Monday 23 September
I did some errands in heavy rain, and got soaking wet and cold, by the time I got home my trousers were soaked as high as my kneecaps. After putting on some dry clothes I got to my desk to work on the Biography. Gerard is in Cambridge for an examiners’ meeting, I didn’t go with him this time as I wanted to get on with writing, so of course the minute I sat down I couldn’t settle to it. Eventually I did find my concentration and got something done.
I ate rubbishly, couldn’t be bothered with food, unless you count chocolate biscuits and iced buns. In the evening I got as far as preparing a meal, forked in a few mouthfuls, then lost interest and watched Apples Never Fall instead.
Tuesday 24 September
I started reading Evelyn Sharp’s Unfinished Adventure, a memoir of her travels, very interesting.
I worked on the novel and then the Biography.
Wednesday 25 September
I was up early and read a bit more of the memoir of Henry Sidgwick by his brother Arthur and wife Eleanor. It’s very interesting, though very hagiographic, Sidgwick being such a prodigy and genius and all. Henry Sidgwick helped found Newnham College, Eleanor Sidgwick was the second Principal, and just as interestingly both were in the Psychical Research Society and investigated mediums. Now that’s what I like.
I enjoy visiting the College when I’m in Cambridge, especially if the weather’s nice as there’s a café and you can sit outside to drink your tea, and too it’s one of the settings for the novel so I can call it research.
I did a bit more on the novel and Biography.
Gerard got back.
Thursday 26 September
Another quiet day. I like these quiet days, reading, writing, going for one of my short walks. Streets, houses, other people’s gardens are endlessly fascinating, and of course there’s the Downs, looking autumnal and lovely.
I love these stone lions, which I often pass when I’m out on a walk. They’re on the columns on either side of the entrance to Cambridge Park. Years ago I heard or read a legend, or it may have been someone’s dream, or perhaps it was my dream, I can’t remember, but anyway the important fact is that on bright nights the lions get up and walk along the moonbeams.
I’m nearing the end of the first book from the ones I bought at my Mr B’s Book spa, The Adventures of Amina al-Sirafi, Shannon Chakraborty. It’s abso-bloody-lutely brilliant, though I can hardly bear the tensions and dangers as Amina – I don’t think I’ve loved a heroine this much since Ripley – tumbles from one peril to another.
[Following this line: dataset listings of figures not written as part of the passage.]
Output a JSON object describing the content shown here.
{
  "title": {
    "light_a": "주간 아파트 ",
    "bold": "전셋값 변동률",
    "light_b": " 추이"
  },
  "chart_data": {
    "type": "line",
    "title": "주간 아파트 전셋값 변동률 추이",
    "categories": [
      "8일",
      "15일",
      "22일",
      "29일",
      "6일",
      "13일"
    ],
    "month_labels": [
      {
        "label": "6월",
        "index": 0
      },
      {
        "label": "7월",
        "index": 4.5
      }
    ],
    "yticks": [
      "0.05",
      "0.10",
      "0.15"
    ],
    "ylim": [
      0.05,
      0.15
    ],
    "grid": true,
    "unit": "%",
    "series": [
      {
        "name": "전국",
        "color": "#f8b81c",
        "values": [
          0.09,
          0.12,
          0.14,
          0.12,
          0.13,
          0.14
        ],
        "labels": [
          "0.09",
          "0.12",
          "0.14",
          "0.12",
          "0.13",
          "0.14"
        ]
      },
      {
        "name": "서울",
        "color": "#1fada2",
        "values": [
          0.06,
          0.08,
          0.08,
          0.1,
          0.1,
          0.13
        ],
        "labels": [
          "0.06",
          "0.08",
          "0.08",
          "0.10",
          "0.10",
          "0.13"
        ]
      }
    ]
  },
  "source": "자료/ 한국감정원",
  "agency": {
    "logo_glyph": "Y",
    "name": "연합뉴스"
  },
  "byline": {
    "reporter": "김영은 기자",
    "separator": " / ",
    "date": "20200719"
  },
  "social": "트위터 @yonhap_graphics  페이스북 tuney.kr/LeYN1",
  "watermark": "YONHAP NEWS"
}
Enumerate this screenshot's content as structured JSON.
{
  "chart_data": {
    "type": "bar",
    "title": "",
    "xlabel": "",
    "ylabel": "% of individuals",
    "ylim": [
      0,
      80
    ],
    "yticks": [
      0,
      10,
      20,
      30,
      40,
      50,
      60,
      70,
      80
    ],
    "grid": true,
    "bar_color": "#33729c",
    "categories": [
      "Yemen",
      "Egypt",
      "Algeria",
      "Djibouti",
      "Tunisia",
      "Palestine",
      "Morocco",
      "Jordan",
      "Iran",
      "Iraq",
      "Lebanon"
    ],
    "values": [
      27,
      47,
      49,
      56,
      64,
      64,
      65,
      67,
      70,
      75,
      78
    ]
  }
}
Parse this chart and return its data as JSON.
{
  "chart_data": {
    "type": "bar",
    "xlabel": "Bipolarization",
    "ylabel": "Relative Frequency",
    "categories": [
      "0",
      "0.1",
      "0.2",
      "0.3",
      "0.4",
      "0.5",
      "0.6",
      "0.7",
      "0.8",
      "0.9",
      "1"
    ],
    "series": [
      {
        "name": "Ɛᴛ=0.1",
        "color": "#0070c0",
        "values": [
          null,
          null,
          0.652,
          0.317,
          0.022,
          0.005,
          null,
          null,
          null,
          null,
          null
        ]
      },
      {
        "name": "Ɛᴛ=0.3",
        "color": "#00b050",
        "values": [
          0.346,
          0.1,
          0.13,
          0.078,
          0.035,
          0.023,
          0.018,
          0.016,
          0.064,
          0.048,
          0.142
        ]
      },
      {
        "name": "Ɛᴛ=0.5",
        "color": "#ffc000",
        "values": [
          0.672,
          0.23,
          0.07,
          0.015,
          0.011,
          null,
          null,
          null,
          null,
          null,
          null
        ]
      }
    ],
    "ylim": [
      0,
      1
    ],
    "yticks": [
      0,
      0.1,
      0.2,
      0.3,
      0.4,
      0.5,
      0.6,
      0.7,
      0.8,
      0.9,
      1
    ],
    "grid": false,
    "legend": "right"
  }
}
Pirates! Monsters! Fights! Villains so wicked they haunt your dreams! I’m in awe of anyone who can write such a wonderful book.
Can I justify buying more Shannon Chakraborty when the reading piles are falling over?
I think so.
Friday 27 September
Another quiet day working on the novel and Biography. Poor old Gerard on Teams all day for another examiners’ meeting.
Saturday 28 September
More Teams for Gerard but he finished at lunch time.
I jotted down some ideas for a Christmas short story, and some notes on an idea for a fantasy novel. I’ve wanted to write a fantasy for years, I did write the first book in a possible trilogy some years back, even worked on it with an editor who was very encouraging, but in the end I didn’t think it was worth going on with in its then form. Dismantled, now, there is something of interest in it...and still the dream haunts me – though when I read books like The Adventures of Amina al-Sirafi I wonder how I dare even consider it. Well, I won’t be writing anything like that. Even so, I’d like to have a go and I’ve been carrying a notebook around with me for a while now and writing in it ideas and queries and difficulties (how will they… when does it… is it plausible that…).